Voor zover ik heb kunnen achterhalen (in het gemeentelijk archief en diverse afdelingen) zijn er voor de hierboven aangehaalde locatie en periode geen voorstellen bij de gemeente ingediend c.q. bekend. (…)”
g. In reactie op de brief van 17 februari 2012 heeft [appellante] in een brief van 14 mei 2012 (prod. 3 CvA/CvE) aan [vertegenwoordiger V.O.F. 1] van [V.O.F.] onder meer het volgende geschreven:
“ In (…) werd door u aangegeven dat de gemeente [woonplaats] niet voor 1 juli 2012 zal meewerken aan een bestemmingsplanwijziging naar woningbouw (…). Eveneens werd door u te kennen gegeven dat dit nog wel enige jaren op zich laat wachten.
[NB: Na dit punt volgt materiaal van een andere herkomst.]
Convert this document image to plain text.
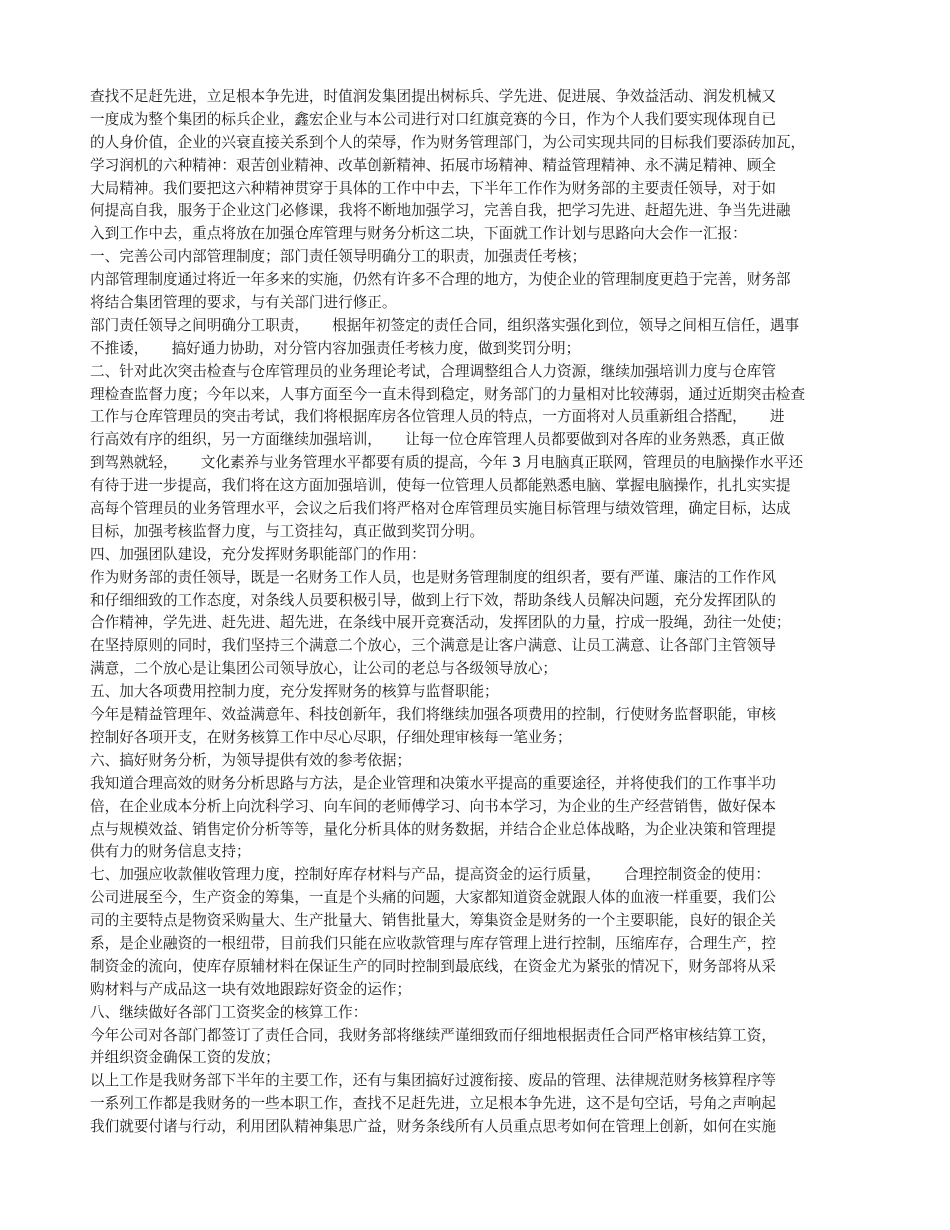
查找不足赶先进，立足根本争先进，时值润发集团提出树标兵、学先进、促进展、争效益活动、润发机械又
一度成为整个集团的标兵企业，鑫宏企业与本公司进行对口红旗竞赛的今日，作为个人我们要实现体现自已
的人身价值，企业的兴衰直接关系到个人的荣辱，作为财务管理部门，为公司实现共同的目标我们要添砖加瓦，
学习润机的六种精神：艰苦创业精神、改革创新精神、拓展市场精神、精益管理精神、永不满足精神、顾全
大局精神。我们要把这六种精神贯穿于具体的工作中中去，下半年工作作为财务部的主要责任领导，对于如
何提高自我，服务于企业这门必修课，我将不断地加强学习，完善自我，把学习先进、赶超先进、争当先进融
入到工作中去，重点将放在加强仓库管理与财务分析这二块，下面就工作计划与思路向大会作一汇报：
一、完善公司内部管理制度；部门责任领导明确分工的职责，加强责任考核；
内部管理制度通过将近一年多来的实施，仍然有许多不合理的地方，为使企业的管理制度更趋于完善，财务部
将结合集团管理的要求，与有关部门进行修正。
部门责任领导之间明确分工职责，     根据年初签定的责任合同，组织落实强化到位，领导之间相互信任，遇事
不推诿，     搞好通力协助，对分管内容加强责任考核力度，做到奖罚分明；
二、针对此次突击检查与仓库管理员的业务理论考试，合理调整组合人力资源，继续加强培训力度与仓库管
理检查监督力度；今年以来，人事方面至今一直未得到稳定，财务部门的力量相对比较薄弱，通过近期突击检查
工作与仓库管理员的突击考试，我们将根据库房各位管理人员的特点，一方面将对人员重新组合搭配，     进
行高效有序的组织，另一方面继续加强培训，     让每一位仓库管理人员都要做到对各库的业务熟悉，真正做
到驾熟就轻，     文化素养与业务管理水平都要有质的提高，今年 3 月电脑真正联网，管理员的电脑操作水平还
有待于进一步提高，我们将在这方面加强培训，使每一位管理人员都能熟悉电脑、掌握电脑操作，扎扎实实提
高每个管理员的业务管理水平，会议之后我们将严格对仓库管理员实施目标管理与绩效管理，确定目标，达成
目标，加强考核监督力度，与工资挂勾，真正做到奖罚分明。
四、加强团队建设，充分发挥财务职能部门的作用：
作为财务部的责任领导，既是一名财务工作人员，也是财务管理制度的组织者，要有严谨、廉洁的工作作风
和仔细细致的工作态度，对条线人员要积极引导，做到上行下效，帮助条线人员解决问题，充分发挥团队的
合作精神，学先进、赶先进、超先进，在条线中展开竞赛活动，发挥团队的力量，拧成一股绳，劲往一处使；
在坚持原则的同时，我们坚持三个满意二个放心，三个满意是让客户满意、让员工满意、让各部门主管领导
满意，二个放心是让集团公司领导放心，让公司的老总与各级领导放心；
五、加大各项费用控制力度，充分发挥财务的核算与监督职能；
今年是精益管理年、效益满意年、科技创新年，我们将继续加强各项费用的控制，行使财务监督职能，审核
控制好各项开支，在财务核算工作中尽心尽职，仔细处理审核每一笔业务；
六、搞好财务分析，为领导提供有效的参考依据；
我知道合理高效的财务分析思路与方法，是企业管理和决策水平提高的重要途径，并将使我们的工作事半功
倍，在企业成本分析上向沈科学习、向车间的老师傅学习、向书本学习，为企业的生产经营销售，做好保本
点与规模效益、销售定价分析等等，量化分析具体的财务数据，并结合企业总体战略，为企业决策和管理提
供有力的财务信息支持；
七、加强应收款催收管理力度，控制好库存材料与产品，提高资金的运行质量，     合理控制资金的使用：
公司进展至今，生产资金的筹集，一直是个头痛的问题，大家都知道资金就跟人体的血液一样重要，我们公
司的主要特点是物资采购量大、生产批量大、销售批量大，筹集资金是财务的一个主要职能，良好的银企关
系，是企业融资的一根纽带，目前我们只能在应收款管理与库存管理上进行控制，压缩库存，合理生产，控
制资金的流向，使库存原辅材料在保证生产的同时控制到最底线，在资金尤为紧张的情况下，财务部将从采
购材料与产成品这一块有效地跟踪好资金的运作；
八、继续做好各部门工资奖金的核算工作：
今年公司对各部门都签订了责任合同，我财务部将继续严谨细致而仔细地根据责任合同严格审核结算工资，
并组织资金确保工资的发放；
以上工作是我财务部下半年的主要工作，还有与集团搞好过渡衔接、废品的管理、法律规范财务核算程序等
一系列工作都是我财务的一些本职工作，查找不足赶先进，立足根本争先进，这不是句空话，号角之声响起
我们就要付诸与行动，利用团队精神集思广益，财务条线所有人员重点思考如何在管理上创新，如何在实施
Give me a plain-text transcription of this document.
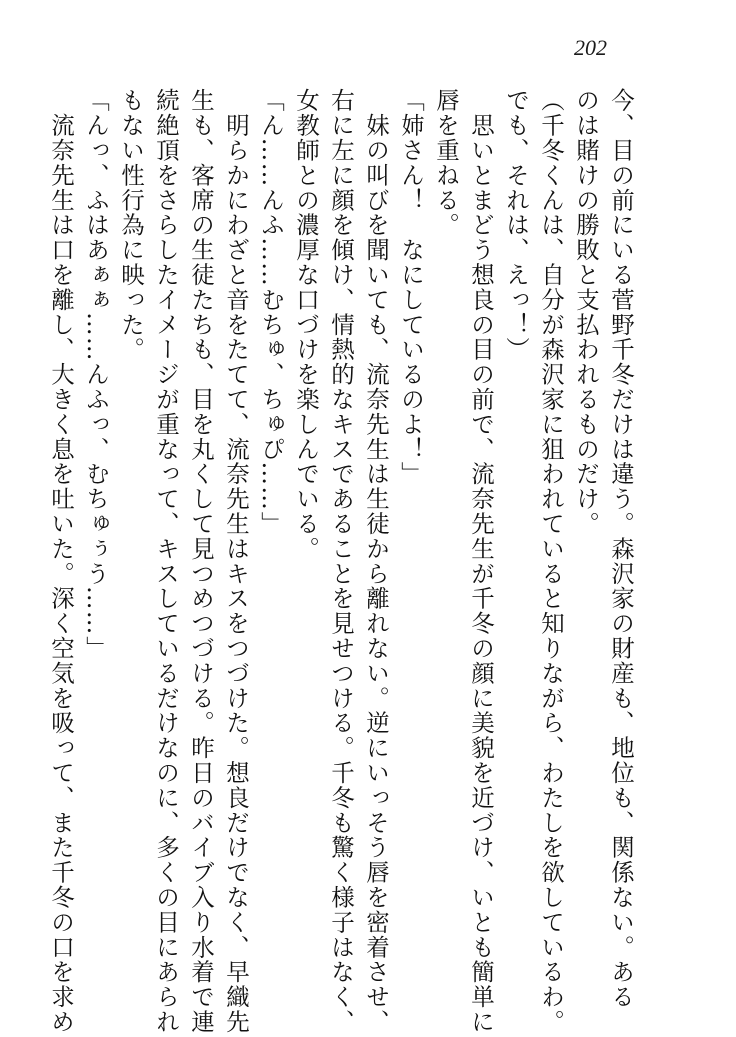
202
今、目の前にいる菅野千冬だけは違う。森沢家の財産も、地位も、関係ない。ある
のは賭けの勝敗と支払われるものだけ。
（千冬くんは、自分が森沢家に狙われていると知りながら、わたしを欲しているわ。
でも、それは、えっ！）
　思いとまどう想良の目の前で、流奈先生が千冬の顔に美貌を近づけ、いとも簡単に
唇を重ねる。
「姉さん！　なにしているのよ！」
　妹の叫びを聞いても、流奈先生は生徒から離れない。逆にいっそう唇を密着させ、
右に左に顔を傾け、情熱的なキスであることを見せつける。千冬も驚く様子はなく、
女教師との濃厚な口づけを楽しんでいる。
「ん……んふ……むちゅ、ちゅぴ……」
　明らかにわざと音をたてて、流奈先生はキスをつづけた。想良だけでなく、早織先
生も、客席の生徒たちも、目を丸くして見つめつづける。昨日のバイブ入り水着で連
続絶頂をさらしたイメージが重なって、キスしているだけなのに、多くの目にあられ
もない性行為に映った。
「んっ、ふはあぁぁ……んふっ、むちゅぅう……」
　流奈先生は口を離し、大きく息を吐いた。深く空気を吸って、また千冬の口を求め
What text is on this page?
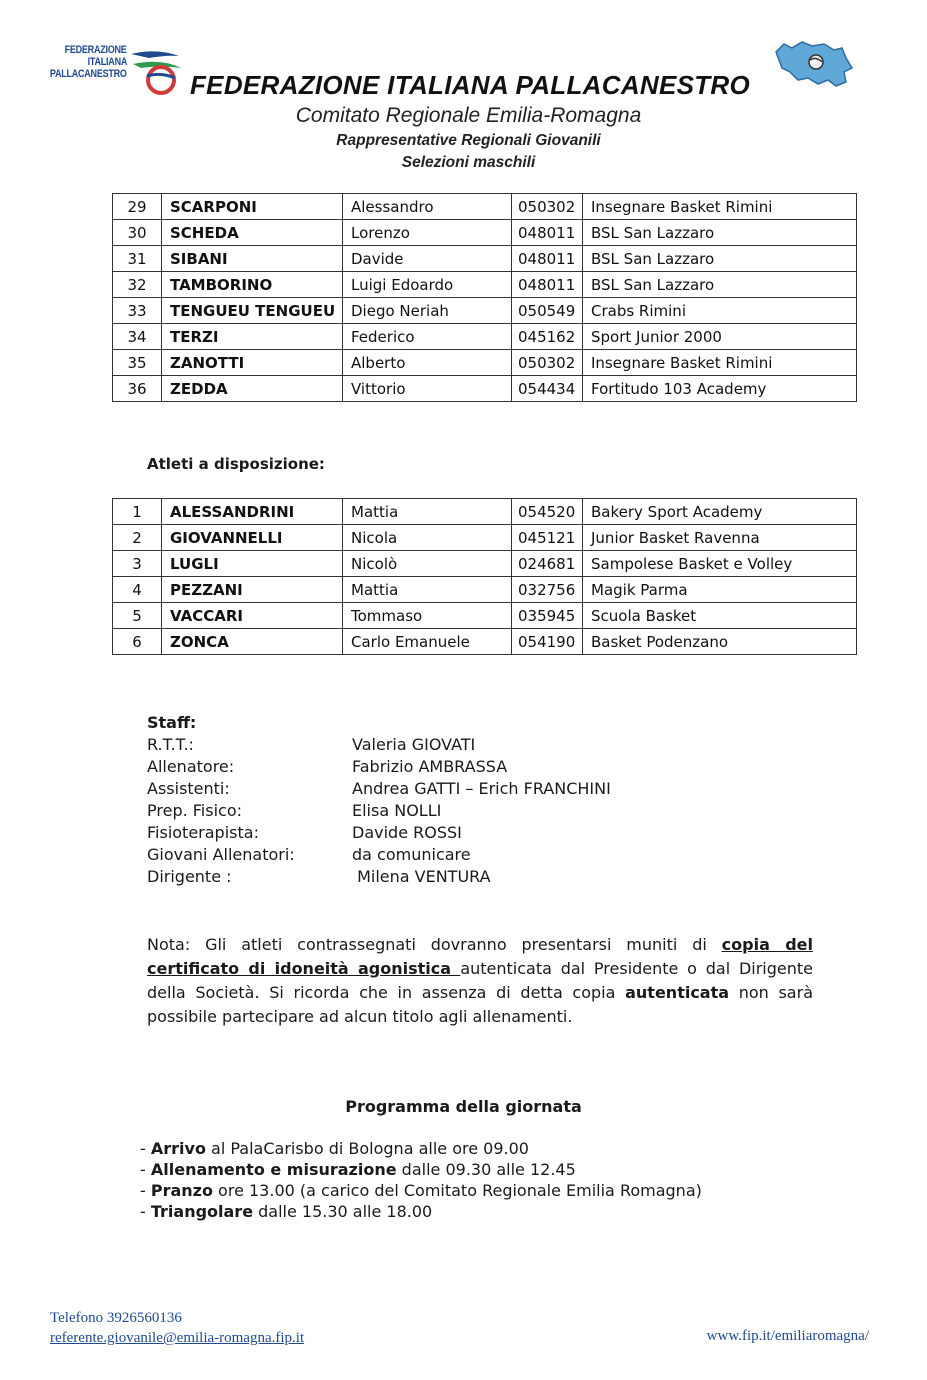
FEDERAZIONE
ITALIANA
PALLACANESTRO FEDERAZIONE ITALIANA PALLACANESTRO
Comitato Regionale Emilia-Romagna
Rappresentative Regionali Giovanili
Selezioni maschili
29	SCARPONI	Alessandro	050302	Insegnare Basket Rimini
30	SCHEDA	Lorenzo	048011	BSL San Lazzaro
31	SIBANI	Davide	048011	BSL San Lazzaro
32	TAMBORINO	Luigi Edoardo	048011	BSL San Lazzaro
33	TENGUEU TENGUEU	Diego Neriah	050549	Crabs Rimini
34	TERZI	Federico	045162	Sport Junior 2000
35	ZANOTTI	Alberto	050302	Insegnare Basket Rimini
36	ZEDDA	Vittorio	054434	Fortitudo 103 Academy
Atleti a disposizione:
1	ALESSANDRINI	Mattia	054520	Bakery Sport Academy
2	GIOVANNELLI	Nicola	045121	Junior Basket Ravenna
3	LUGLI	Nicolò	024681	Sampolese Basket e Volley
4	PEZZANI	Mattia	032756	Magik Parma
5	VACCARI	Tommaso	035945	Scuola Basket
6	ZONCA	Carlo Emanuele	054190	Basket Podenzano
Staff:
R.T.T.:	Valeria GIOVATI
Allenatore:	Fabrizio AMBRASSA
Assistenti:	Andrea GATTI – Erich FRANCHINI
Prep. Fisico:	Elisa NOLLI
Fisioterapista:	Davide ROSSI
Giovani Allenatori:	da comunicare
Dirigente :	Milena VENTURA
Nota: Gli atleti contrassegnati dovranno presentarsi muniti di copia del certificato di idoneità agonistica autenticata dal Presidente o dal Dirigente della Società. Si ricorda che in assenza di detta copia autenticata non sarà possibile partecipare ad alcun titolo agli allenamenti.
Programma della giornata
- Arrivo al PalaCarisbo di Bologna alle ore 09.00
- Allenamento e misurazione dalle 09.30 alle 12.45
- Pranzo ore 13.00 (a carico del Comitato Regionale Emilia Romagna)
- Triangolare dalle 15.30 alle 18.00
Telefono 3926560136
referente.giovanile@emilia-romagna.fip.it	www.fip.it/emiliaromagna/
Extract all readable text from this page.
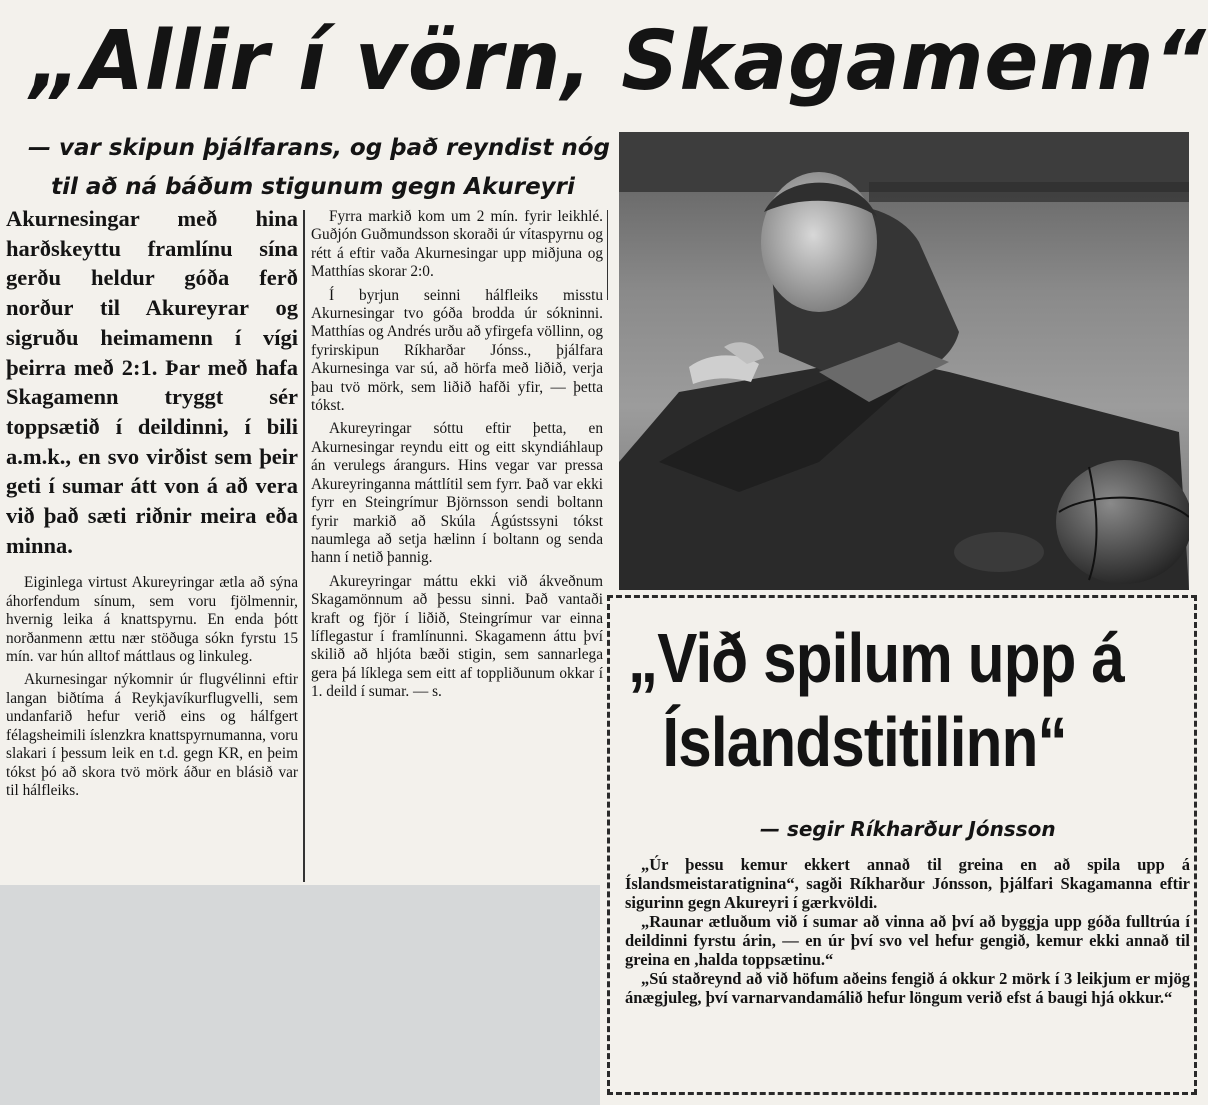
„Allir í vörn, Skagamenn“

— var skipun þjálfarans, og það reyndist nóg

til að ná báðum stigunum gegn Akureyri

Akurnesingar með hina harðskeyttu framlínu sína gerðu heldur góða ferð norður til Akureyrar og sigruðu heimamenn í vígi þeirra með 2:1. Þar með hafa Skagamenn tryggt sér toppsætið í deildinni, í bili a.m.k., en svo virðist sem þeir geti í sumar átt von á að vera við það sæti riðnir meira eða minna.

Eiginlega virtust Akureyringar ætla að sýna áhorfendum sínum, sem voru fjölmennir, hvernig leika á knattspyrnu. En enda þótt norðanmenn ættu nær stöðuga sókn fyrstu 15 mín. var hún alltof máttlaus og linkuleg.

Akurnesingar nýkomnir úr flugvélinni eftir langan biðtíma á Reykjavíkurflugvelli, sem undanfarið hefur verið eins og hálfgert félagsheimili íslenzkra knattspyrnumanna, voru slakari í þessum leik en t.d. gegn KR, en þeim tókst þó að skora tvö mörk áður en blásið var til hálfleiks.

Fyrra markið kom um 2 mín. fyrir leikhlé. Guðjón Guðmundsson skoraði úr vítaspyrnu og rétt á eftir vaða Akurnesingar upp miðjuna og Matthías skorar 2:0.

Í byrjun seinni hálfleiks misstu Akurnesingar tvo góða brodda úr sókninni. Matthías og Andrés urðu að yfirgefa völlinn, og fyrirskipun Ríkharðar Jónss., þjálfara Akurnesinga var sú, að hörfa með liðið, verja þau tvö mörk, sem liðið hafði yfir, — þetta tókst.

Akureyringar sóttu eftir þetta, en Akurnesingar reyndu eitt og eitt skyndiáhlaup án verulegs árangurs. Hins vegar var pressa Akureyringanna máttlítil sem fyrr. Það var ekki fyrr en Steingrímur Björnsson sendi boltann fyrir markið að Skúla Ágústssyni tókst naumlega að setja hælinn í boltann og senda hann í netið þannig.

Akureyringar máttu ekki við ákveðnum Skagamönnum að þessu sinni. Það vantaði kraft og fjör í liðið, Steingrímur var einna líflegastur í framlínunni. Skagamenn áttu því skilið að hljóta bæði stigin, sem sannarlega gera þá líklega sem eitt af toppliðunum okkar í 1. deild í sumar. — s.	„Við spilum upp á
Íslandstitilinn“

— segir Ríkharður Jónsson

„Úr þessu kemur ekkert annað til greina en að spila upp á Íslandsmeistaratignina“, sagði Ríkharður Jónsson, þjálfari Skagamanna eftir sigurinn gegn Akureyri í gærkvöldi.

„Raunar ætluðum við í sumar að vinna að því að byggja upp góða fulltrúa í deildinni fyrstu árin, — en úr því svo vel hefur gengið, kemur ekki annað til greina en ,halda toppsætinu.“

„Sú staðreynd að við höfum aðeins fengið á okkur 2 mörk í 3 leikjum er mjög ánægjuleg, því varnarvandamálið hefur löngum verið efst á baugi hjá okkur.“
De overeenkomst van koop en verkoop is echter destijds aangegaan onder de in lid 1.a ontbindende voorwaarde:
(…)
Voor zover ik heb kunnen achterhalen (via het gemeentelijk archief) zijn er echter voor de hierboven aangehaalde locatie en periode geen voorstellen bij de gemeente ingediend c.q. bekend.
Gebaseerd hierop diende de aflevering (feitelijke levering) en het door koper aan verkoper te betalen restant-koopprijs van driehonderdnegenentwintigduizend euro (€ 329.000,00) per één juli tweeduizend twaalf expliciet doorgang te vinden.”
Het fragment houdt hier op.